Şimdi Hz. Süleyman'ın Hudhud ve Sebe kraliçesi ile
ilgili kıssasına geliyoruz. Bu bölüm altı
sahneden oluşuyor. Sahne aralarında edebi boşluklar
vardır. Ve bu boşluklar sunulan sahnelerle bir uyum
oluşturup onlarla anlam kazanmaktadır. Sahneler edebi
sunuş güzelliğiyle tamamlanıyor. hikâyede bazı
sahnelerden sonra verilen bir takım yorumlarda yer
alıyor. Bunlarla da kıssada sahnelerin ne amaçla
sergilendikleri ortaya konuyor. Ve Kur'an'daki genel özellik uyarınca
hikâyelerden çıkarılması gereken ibret ve
derslerde belirtiliyor. Bu yorumlar, sahneler ve boşluklarla
mükemmel bir uyum içine giriyor. Hem edebi güzellik yönü hem
de vicdani yönü ile tam bir ahenk sergiliyor.

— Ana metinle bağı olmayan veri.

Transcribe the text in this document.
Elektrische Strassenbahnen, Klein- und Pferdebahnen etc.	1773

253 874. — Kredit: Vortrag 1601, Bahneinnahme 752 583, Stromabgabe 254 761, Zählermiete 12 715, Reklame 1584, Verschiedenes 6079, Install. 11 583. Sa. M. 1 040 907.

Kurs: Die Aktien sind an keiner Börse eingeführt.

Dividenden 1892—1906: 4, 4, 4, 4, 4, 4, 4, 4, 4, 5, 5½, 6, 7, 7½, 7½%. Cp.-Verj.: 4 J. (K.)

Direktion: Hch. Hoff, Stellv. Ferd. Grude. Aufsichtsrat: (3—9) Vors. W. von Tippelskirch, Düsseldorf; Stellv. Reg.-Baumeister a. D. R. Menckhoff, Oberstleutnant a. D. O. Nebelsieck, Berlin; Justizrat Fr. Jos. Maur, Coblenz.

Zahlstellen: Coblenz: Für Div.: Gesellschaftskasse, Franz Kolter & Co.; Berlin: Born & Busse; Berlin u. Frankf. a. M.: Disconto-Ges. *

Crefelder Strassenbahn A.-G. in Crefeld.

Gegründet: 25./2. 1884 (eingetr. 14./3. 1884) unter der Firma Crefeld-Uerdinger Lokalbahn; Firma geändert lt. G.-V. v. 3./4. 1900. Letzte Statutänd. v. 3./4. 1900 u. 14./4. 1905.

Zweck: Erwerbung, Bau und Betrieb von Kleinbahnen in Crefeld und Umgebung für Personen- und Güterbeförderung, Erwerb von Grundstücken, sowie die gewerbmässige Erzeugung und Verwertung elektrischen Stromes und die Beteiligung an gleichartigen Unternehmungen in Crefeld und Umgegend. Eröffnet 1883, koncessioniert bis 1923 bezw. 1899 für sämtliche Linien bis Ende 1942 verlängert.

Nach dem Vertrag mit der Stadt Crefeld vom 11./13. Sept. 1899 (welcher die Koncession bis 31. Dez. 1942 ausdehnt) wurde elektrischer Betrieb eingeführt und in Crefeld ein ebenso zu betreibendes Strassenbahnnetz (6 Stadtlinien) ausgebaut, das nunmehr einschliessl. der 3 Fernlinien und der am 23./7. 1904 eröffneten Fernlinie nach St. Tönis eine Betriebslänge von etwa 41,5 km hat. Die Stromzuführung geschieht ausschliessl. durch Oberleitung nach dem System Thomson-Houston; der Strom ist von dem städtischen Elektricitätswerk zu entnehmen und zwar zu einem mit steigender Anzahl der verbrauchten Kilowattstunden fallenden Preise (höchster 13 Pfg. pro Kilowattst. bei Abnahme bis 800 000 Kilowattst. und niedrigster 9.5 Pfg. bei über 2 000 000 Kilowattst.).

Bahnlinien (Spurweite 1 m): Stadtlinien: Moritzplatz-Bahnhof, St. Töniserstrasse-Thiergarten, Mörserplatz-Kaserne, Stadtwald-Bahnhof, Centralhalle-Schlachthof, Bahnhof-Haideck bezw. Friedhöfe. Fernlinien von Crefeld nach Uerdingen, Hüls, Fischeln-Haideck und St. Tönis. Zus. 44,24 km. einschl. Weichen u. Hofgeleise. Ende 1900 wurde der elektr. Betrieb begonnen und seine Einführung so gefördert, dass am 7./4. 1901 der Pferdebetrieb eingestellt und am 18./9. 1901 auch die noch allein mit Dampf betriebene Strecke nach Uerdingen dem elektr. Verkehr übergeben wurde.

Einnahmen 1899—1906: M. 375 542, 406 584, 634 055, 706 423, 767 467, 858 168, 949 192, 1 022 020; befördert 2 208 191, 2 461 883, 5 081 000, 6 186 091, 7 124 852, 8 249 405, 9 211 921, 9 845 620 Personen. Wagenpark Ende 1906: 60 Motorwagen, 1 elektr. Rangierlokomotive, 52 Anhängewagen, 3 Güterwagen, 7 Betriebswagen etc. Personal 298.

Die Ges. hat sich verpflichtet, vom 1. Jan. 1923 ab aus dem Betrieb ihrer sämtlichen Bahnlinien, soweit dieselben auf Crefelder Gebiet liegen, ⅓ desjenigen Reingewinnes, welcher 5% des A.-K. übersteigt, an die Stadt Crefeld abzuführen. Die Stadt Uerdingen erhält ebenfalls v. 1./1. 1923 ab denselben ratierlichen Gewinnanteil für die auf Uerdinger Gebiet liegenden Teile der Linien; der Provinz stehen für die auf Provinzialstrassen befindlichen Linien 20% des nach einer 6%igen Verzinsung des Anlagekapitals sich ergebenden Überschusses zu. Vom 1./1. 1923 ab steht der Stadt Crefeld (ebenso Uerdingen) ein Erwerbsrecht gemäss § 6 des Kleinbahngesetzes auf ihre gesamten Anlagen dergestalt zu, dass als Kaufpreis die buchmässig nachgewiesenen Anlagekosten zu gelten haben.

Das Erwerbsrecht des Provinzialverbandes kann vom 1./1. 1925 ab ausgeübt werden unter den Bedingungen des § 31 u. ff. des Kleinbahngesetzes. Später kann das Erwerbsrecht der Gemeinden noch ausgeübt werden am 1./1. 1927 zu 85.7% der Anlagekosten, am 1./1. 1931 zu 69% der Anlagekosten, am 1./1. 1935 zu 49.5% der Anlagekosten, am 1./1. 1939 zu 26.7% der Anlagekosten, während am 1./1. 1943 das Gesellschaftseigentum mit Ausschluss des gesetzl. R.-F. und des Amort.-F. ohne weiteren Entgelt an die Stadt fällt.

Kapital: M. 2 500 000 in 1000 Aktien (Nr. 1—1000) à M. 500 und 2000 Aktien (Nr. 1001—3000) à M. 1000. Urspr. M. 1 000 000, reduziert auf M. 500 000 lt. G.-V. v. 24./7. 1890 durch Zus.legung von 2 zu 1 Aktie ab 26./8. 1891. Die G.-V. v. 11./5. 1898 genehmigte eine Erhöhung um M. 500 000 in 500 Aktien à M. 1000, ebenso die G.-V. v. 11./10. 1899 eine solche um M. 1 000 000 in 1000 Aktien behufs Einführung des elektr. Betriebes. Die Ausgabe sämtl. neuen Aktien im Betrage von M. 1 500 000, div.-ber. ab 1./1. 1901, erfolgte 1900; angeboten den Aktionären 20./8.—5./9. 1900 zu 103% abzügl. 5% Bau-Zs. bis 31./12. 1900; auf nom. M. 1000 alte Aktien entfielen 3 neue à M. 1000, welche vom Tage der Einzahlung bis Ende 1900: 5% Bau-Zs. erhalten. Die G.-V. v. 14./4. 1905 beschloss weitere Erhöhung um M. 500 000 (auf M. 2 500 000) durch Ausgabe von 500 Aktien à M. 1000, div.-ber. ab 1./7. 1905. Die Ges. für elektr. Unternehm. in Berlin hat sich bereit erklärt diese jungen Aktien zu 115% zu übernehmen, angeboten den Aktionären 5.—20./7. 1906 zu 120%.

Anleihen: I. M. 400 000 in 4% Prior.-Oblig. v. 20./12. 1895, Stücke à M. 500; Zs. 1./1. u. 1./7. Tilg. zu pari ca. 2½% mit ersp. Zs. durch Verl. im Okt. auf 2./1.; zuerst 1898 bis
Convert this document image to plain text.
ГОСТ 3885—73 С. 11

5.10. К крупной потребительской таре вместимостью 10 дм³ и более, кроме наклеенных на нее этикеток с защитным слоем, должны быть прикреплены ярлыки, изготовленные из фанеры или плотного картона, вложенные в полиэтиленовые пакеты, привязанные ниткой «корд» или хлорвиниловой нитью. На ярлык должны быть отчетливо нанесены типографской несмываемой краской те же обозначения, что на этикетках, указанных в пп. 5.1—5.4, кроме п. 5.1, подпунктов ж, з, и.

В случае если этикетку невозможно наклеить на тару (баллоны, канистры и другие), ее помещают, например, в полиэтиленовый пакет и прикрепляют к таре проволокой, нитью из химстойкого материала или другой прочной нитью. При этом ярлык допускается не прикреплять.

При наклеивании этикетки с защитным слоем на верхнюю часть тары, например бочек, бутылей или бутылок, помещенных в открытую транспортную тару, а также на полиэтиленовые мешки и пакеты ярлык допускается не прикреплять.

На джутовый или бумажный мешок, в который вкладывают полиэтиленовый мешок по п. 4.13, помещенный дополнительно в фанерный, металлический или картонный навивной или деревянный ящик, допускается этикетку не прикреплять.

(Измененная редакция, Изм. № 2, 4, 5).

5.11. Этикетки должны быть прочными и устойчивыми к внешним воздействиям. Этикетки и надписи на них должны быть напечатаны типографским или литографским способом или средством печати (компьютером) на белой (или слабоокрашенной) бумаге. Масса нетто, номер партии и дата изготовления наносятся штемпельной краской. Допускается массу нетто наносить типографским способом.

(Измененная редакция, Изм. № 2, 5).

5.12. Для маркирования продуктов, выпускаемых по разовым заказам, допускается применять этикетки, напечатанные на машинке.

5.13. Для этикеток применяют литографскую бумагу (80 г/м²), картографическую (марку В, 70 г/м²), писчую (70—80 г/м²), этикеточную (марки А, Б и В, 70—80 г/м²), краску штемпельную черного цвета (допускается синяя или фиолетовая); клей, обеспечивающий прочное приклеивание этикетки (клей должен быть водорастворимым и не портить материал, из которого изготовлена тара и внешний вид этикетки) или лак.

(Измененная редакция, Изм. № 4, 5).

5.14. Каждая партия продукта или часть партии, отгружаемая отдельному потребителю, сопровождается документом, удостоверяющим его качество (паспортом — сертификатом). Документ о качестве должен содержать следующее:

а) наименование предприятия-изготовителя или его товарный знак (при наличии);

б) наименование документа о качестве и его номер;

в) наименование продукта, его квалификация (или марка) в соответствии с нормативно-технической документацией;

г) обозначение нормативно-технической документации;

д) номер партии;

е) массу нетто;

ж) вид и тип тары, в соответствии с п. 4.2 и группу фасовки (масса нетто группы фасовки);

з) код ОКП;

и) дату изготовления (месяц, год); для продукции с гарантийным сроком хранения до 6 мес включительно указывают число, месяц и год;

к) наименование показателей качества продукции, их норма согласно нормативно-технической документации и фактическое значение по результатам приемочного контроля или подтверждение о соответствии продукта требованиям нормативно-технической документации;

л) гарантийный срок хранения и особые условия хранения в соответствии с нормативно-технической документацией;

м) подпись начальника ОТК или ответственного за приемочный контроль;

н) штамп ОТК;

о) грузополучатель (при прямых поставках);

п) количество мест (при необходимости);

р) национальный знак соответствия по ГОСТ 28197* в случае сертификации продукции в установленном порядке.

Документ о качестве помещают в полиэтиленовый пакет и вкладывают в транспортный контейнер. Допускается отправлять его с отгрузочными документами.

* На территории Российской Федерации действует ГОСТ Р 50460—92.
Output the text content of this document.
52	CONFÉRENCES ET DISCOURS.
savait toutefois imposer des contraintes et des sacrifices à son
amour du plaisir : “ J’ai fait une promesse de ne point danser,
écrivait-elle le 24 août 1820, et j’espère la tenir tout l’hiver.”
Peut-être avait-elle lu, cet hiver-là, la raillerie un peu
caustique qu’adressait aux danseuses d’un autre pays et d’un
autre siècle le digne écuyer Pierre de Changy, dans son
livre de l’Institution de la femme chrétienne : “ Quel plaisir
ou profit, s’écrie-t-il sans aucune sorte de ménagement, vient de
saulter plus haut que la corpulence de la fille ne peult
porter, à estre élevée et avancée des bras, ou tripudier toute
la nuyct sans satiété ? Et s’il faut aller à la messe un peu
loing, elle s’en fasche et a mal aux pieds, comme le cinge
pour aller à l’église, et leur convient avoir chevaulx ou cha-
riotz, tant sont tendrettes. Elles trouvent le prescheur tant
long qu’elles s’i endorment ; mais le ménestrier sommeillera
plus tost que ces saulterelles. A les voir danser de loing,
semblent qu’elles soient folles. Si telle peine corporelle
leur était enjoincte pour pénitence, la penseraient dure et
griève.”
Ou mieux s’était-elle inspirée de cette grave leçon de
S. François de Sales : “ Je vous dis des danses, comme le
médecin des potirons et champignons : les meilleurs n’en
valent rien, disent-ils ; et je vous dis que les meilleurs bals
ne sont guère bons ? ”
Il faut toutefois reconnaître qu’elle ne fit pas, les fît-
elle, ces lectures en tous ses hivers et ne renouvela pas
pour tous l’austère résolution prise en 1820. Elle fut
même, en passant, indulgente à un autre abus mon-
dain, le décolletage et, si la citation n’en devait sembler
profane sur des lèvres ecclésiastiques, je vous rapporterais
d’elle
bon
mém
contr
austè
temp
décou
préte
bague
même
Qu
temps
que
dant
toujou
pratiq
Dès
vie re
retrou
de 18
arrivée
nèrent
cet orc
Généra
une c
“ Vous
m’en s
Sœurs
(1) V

Kıssada Hz. Süleyman'dan söz açıldığı
için onun emri altındaki cinlere , insanlara ve kuşlara
değinmek gerektiği gibi ilim nimetine de işaret
gerekiyor. Zira cinlerin, insanların ve kuşların
ilim konusundaki fonksiyonları üzerinde duruluyor. Ve ilmin
fonksiyonu özellikle ön plana çıkarılıyor. Sanki
bu giriş ile kıssada önemli rol alan herkese bir işarette
bulunuyor. Bu ise Kur`an kıssalarında gerçekten önemli
bir edebi özelliği oluşturuyor.
Aynı şekilde bu girişte kişilerin özel
karakterleri ve bu karakterlerin en belirgin özellikleri de açıklık
kazanıyor. Hz. Süleyman'ın kişiliği, kraliçenin
kişiliği, hudhud'un kişiliği ve kraliçenin
yakın çevresinin kişiliği bu arada netlik
kazanıyor. Bunun yanında değişik tablolarda ve
durumlarda bu şahsiyetlerin psikolojik durumları ve
tepkileri de ortaya çıkıyor.
HZ. SÜLEYMAN VE HUDHUD KUŞU
Birinci sahne Hz. Süleyman'ın ve ordusunun askeri
durumunu sergilemektedir. Ayrıca karınca vadisine
geldikten ve onun sözlerini duyup anladıktan, şükür,
dua ve niyaz ile Rabb'ine yöneldikten sonraki o'nun durumunu
sergiliyor.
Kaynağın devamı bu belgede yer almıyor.